“Less Stress & More Classroom Success” for Latino Kids through Mindful Movement

by | Mar 17, 2024 | Uncategorized

While the youth mental health crisis doesn’t discriminate, some populations have taken a harder hit than others. According to a four-year study out of DePaul University that explored pre- and post-pandemic mental health among elementary and middle school kids (age 11 – 14), “Latino students are up to twice as likely to be at risk for depression and anxiety. This was even more pronounced among Latina girls and…nonbinary students.”

That’s the bad news.

The good news is that research has also shown that “Latino children have less stress and more classroom success in programs that mix regular physical activity with mental health education.” That would include programs like Yoga Calm, with its specific and intentional blend of mindful movement and the kind of social-emotional learning that contributes to positive mental health outcomes.

Let’s look at a couple of studies done in recent years.

A Yoga & Mindfulness Intervention at a 99% Hispanic School

row of students in mindful meditationThe first of these studies appeared in Contemporary School Psychology in 2022 and focused on a yoga and mindfulness intervention at a 99% Hispanic high school in South Texas. Its participants were 9th graders who were enrolled in a required physical fitness class. Ninety-two students who expressed their interest in either yoga or PE were then randomly assigned to either one of two yoga groups or one of two PE groups.

Because of pandemic restrictions, all classes were held online, live and interactively. Classes were 60-minutes long and held twice weekly over a 12-week period. Several scales commonly used to evaluate school-based yoga programs were used to assess the students’ mental well-being, mood, and affect.

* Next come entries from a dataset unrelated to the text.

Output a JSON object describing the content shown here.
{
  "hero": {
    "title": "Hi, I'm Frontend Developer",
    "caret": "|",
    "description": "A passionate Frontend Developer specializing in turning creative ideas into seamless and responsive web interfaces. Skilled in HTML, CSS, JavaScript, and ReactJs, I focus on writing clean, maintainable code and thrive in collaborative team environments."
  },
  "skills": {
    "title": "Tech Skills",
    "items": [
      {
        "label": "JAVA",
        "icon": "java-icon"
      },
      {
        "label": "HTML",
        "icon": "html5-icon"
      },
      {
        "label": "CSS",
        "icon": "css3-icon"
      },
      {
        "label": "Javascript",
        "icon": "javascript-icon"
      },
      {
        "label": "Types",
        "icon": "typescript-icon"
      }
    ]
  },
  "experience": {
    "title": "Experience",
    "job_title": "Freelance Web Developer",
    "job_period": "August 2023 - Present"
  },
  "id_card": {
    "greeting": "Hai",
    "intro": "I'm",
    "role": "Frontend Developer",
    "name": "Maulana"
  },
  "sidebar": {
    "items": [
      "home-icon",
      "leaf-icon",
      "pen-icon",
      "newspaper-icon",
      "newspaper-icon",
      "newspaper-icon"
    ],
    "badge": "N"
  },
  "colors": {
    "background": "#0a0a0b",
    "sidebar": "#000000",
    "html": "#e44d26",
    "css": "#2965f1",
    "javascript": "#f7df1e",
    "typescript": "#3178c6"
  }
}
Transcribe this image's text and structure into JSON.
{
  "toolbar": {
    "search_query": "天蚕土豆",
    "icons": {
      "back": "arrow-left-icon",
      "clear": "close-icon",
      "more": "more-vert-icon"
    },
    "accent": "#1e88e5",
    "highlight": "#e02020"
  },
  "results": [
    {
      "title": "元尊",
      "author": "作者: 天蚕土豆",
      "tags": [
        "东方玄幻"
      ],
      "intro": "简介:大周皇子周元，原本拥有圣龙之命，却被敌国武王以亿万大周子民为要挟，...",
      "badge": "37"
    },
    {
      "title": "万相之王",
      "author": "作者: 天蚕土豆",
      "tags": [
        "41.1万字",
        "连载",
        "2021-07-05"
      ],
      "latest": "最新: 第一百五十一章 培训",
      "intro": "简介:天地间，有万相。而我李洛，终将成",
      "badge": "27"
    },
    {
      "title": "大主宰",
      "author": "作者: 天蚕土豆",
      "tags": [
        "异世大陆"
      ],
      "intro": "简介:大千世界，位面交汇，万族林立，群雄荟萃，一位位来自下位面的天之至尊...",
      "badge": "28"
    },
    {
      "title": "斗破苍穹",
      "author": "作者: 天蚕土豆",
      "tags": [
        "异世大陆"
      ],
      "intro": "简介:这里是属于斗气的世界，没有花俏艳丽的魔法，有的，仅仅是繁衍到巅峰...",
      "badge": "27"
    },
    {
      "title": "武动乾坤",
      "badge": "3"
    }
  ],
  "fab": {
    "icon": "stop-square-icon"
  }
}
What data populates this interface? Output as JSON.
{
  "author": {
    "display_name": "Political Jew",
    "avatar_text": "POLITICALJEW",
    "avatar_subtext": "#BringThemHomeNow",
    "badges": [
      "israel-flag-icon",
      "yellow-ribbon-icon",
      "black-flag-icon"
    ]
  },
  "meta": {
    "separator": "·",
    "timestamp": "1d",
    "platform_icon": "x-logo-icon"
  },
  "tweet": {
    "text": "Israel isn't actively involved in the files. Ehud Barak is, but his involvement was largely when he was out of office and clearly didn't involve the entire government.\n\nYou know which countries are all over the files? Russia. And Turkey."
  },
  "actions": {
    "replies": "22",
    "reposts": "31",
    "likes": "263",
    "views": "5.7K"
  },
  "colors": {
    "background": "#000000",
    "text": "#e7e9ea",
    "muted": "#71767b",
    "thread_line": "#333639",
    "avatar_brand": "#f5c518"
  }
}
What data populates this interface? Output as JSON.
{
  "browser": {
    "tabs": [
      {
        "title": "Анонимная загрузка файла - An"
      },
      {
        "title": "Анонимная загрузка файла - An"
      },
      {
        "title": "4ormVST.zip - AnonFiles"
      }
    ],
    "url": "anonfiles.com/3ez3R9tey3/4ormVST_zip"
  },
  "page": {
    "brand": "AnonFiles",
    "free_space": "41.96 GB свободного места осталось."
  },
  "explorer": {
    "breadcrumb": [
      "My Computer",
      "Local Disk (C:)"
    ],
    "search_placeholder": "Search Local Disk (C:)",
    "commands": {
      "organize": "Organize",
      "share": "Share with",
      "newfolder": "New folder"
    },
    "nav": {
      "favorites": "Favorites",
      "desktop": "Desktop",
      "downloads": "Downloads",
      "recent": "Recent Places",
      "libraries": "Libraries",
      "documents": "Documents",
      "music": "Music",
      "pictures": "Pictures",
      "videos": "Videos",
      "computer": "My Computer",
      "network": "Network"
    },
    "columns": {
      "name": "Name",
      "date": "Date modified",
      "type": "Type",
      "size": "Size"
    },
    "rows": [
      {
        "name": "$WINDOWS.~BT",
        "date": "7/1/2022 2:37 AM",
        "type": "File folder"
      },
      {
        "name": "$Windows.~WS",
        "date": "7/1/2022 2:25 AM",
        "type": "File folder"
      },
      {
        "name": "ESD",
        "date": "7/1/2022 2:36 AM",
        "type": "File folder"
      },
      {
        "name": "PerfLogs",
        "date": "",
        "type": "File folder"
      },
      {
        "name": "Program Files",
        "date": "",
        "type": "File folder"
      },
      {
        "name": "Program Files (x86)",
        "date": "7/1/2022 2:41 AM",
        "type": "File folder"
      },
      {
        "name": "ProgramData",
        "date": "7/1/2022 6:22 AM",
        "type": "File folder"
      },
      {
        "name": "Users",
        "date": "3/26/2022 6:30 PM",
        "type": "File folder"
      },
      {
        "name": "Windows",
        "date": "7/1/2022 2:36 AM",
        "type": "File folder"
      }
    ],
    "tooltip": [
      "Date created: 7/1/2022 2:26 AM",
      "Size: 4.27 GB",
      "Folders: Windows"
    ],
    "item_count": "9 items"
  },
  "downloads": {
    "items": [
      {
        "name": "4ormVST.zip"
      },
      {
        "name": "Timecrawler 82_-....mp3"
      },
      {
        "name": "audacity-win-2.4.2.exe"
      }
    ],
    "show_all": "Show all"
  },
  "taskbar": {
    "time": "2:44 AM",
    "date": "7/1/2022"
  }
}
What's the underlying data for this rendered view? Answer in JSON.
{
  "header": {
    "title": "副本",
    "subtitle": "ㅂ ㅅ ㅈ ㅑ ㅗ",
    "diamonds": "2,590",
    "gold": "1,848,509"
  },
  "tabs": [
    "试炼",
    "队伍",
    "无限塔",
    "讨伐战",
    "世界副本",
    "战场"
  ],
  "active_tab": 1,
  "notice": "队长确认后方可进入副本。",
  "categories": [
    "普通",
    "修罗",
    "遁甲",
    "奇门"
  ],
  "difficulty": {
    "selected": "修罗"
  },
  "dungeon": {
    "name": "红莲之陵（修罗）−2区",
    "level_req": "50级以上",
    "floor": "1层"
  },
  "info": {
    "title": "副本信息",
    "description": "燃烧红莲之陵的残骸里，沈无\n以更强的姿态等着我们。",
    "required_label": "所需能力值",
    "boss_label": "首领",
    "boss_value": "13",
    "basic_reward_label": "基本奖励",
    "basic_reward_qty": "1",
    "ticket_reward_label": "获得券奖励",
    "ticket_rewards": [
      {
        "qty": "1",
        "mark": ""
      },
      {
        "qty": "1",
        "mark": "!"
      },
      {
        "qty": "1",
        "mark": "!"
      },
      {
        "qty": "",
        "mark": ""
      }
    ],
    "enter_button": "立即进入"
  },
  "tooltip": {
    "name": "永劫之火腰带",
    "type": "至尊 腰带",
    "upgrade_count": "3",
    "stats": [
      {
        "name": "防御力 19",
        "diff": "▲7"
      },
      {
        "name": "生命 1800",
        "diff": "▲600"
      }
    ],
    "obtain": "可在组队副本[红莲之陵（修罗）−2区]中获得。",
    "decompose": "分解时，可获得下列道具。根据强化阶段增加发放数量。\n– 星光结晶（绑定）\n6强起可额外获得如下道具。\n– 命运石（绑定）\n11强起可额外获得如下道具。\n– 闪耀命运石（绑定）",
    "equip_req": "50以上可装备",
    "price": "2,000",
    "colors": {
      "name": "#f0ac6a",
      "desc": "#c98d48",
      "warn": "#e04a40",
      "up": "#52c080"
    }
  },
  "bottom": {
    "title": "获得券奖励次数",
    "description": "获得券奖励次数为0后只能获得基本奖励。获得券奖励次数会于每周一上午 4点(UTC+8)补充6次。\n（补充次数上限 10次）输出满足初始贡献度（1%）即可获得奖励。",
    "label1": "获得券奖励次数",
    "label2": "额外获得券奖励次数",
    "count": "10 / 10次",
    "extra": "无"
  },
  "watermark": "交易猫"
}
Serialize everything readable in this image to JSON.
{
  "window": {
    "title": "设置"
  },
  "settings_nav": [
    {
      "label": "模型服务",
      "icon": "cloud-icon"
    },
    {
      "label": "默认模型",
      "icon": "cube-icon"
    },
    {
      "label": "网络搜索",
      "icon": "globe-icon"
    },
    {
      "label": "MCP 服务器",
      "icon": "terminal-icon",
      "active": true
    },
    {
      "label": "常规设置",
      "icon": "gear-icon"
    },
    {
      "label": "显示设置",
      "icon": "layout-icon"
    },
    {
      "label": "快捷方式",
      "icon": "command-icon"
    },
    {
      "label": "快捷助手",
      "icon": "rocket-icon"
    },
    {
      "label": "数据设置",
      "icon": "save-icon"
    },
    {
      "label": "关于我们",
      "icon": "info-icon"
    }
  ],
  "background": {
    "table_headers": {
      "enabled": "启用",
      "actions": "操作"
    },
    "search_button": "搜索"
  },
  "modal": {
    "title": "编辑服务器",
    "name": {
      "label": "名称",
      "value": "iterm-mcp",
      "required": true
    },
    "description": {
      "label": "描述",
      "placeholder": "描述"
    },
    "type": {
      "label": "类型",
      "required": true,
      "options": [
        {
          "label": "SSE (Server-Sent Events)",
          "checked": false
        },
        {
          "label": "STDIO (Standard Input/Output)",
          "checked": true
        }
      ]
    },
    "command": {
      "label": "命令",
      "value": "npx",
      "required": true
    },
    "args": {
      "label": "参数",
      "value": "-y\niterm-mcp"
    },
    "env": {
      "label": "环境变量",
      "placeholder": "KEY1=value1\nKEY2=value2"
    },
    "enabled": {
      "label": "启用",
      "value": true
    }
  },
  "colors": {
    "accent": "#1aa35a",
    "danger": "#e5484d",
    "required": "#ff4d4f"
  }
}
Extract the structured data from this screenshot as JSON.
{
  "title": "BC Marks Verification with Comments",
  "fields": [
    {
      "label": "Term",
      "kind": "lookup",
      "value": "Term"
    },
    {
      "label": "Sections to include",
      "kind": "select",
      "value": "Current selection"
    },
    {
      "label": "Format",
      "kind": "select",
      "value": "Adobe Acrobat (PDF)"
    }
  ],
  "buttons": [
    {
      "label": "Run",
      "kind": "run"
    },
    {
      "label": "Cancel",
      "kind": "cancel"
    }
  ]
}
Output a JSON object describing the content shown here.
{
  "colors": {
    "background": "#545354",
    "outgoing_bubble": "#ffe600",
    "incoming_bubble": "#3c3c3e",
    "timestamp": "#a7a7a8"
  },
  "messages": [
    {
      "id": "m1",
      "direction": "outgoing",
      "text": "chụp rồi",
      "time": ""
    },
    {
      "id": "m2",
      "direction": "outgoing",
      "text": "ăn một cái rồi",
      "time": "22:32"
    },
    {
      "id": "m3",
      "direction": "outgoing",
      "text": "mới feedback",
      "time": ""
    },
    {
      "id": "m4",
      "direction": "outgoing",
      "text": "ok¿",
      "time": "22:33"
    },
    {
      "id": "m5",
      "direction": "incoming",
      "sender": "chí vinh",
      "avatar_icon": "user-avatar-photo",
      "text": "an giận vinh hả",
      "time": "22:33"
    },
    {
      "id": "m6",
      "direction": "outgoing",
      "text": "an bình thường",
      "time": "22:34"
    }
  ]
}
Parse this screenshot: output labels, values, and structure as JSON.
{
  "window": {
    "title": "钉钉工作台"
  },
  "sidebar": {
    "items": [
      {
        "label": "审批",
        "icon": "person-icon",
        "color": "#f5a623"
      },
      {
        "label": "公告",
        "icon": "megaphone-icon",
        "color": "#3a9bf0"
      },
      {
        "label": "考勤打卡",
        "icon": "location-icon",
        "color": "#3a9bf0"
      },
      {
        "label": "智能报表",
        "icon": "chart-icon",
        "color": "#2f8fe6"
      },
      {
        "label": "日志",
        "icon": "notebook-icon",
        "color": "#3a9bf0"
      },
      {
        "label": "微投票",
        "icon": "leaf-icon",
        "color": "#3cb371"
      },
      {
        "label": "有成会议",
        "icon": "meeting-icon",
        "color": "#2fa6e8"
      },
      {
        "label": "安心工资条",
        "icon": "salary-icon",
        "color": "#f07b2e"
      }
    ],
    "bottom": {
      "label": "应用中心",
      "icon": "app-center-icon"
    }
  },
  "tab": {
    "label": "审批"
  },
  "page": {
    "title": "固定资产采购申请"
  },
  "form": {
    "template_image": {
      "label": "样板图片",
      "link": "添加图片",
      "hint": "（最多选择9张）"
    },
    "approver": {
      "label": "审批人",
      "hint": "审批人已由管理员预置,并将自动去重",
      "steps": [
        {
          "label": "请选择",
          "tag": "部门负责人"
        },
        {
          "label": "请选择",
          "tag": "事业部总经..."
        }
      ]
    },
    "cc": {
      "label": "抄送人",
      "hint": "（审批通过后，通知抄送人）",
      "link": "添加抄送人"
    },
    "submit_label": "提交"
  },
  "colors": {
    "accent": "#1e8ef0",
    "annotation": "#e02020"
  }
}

“Consistent with previous research,” the authors wrote,

the overall findings suggest that adolescents reported immediate improvements in mood and affect when participating in a wellness class (yoga or PE); however, the yoga treatment class had a larger effect on adolescents than the PE class…. Findings from this study directly align with those of Felver et al. (2015) in that the yoga participants led to larger effect sizes than did those enrolled in a standard PE curriculum; more specifically, significantly larger effect sizes were reported for Depression and Negative Affect, as reported in Felver et al. (2015) as well. Collectively, there are similar findings in the literature indicating the benefits of mindfulness and yoga practices.

Yoga in a Mental Health Setting

girl in Cobra poseA month after these findings were published, a study focused on Hispanic youth in a mental health setting appeared in the journal Stress & Health.

In this case, the intervention was a 12-week Vinyasa yoga group to evaluate its impact on anxiety, depression, empathy, and life satisfaction among 12- to 17-year olds receiving outpatient mental health treatment. (Vinyasa involves doing yoga flows, synchronizing breath with the physical movements. Yoga Calm flows such as Mat 20 or Chair 15 are forms of Vinyasa.)

One hundred eighty-six teens were recruited from mental health facilities in South Florida, 95 of whom participated in the yoga group. The remaining 91 participants were for assessment only, as a comparison control. Most participants – 83% – identified as Latino. The project staff were fluent Spanish speakers, and all printed materials were available in Spanish. Yoga facilitators were encouraged to use strengths-based language.

Participants were assessed at baseline and at the end of the 12-week intervention. These focused on anxiety and depression, as well as mindfulness, experience with yoga, current stress and life satisfaction.

By the end of the study, those in the yoga group reported fewer depression and anxiety symptoms; greater empathy; and greater life satisfaction than their peers in the control group. The authors’ conclusion?

Yoga interventions can be an acceptable and feasible modality for promoting well-being and reducing mental health problems among [Latino] youth.

Benefits Beyond the Classroom or Clinic

Of course, part of the power of Yoga Calm is that it is easily adaptable for any environment or population. More, that portability extends beyond the school or clinic or any other place where it’s implemented.

In fact, one study at a low socioeconomic status elementary school in the Detroit area found that in addition to lowering stress, improving student attention and on-task behavior, 72% reported enjoying the yoga and, without prompting, used Yoga Calm techniques at home to deal with anger, aggression, and the need to regulate.

Indeed, programs like Yoga Calm can serve as a beacon of hope for all children facing mental health challenges, for the benefits of mindful movement aren’t exclusive to any particular group. They extend to all young individuals (and their teachers, counselors, parents, and other adults in their lives, too!).

This inclusive perspective highlights the transformative power of practices like Yoga Calm in nurturing the mental health and resilience of all youth, transcending cultural boundaries to offer a path towards emotional well-being and success for every child.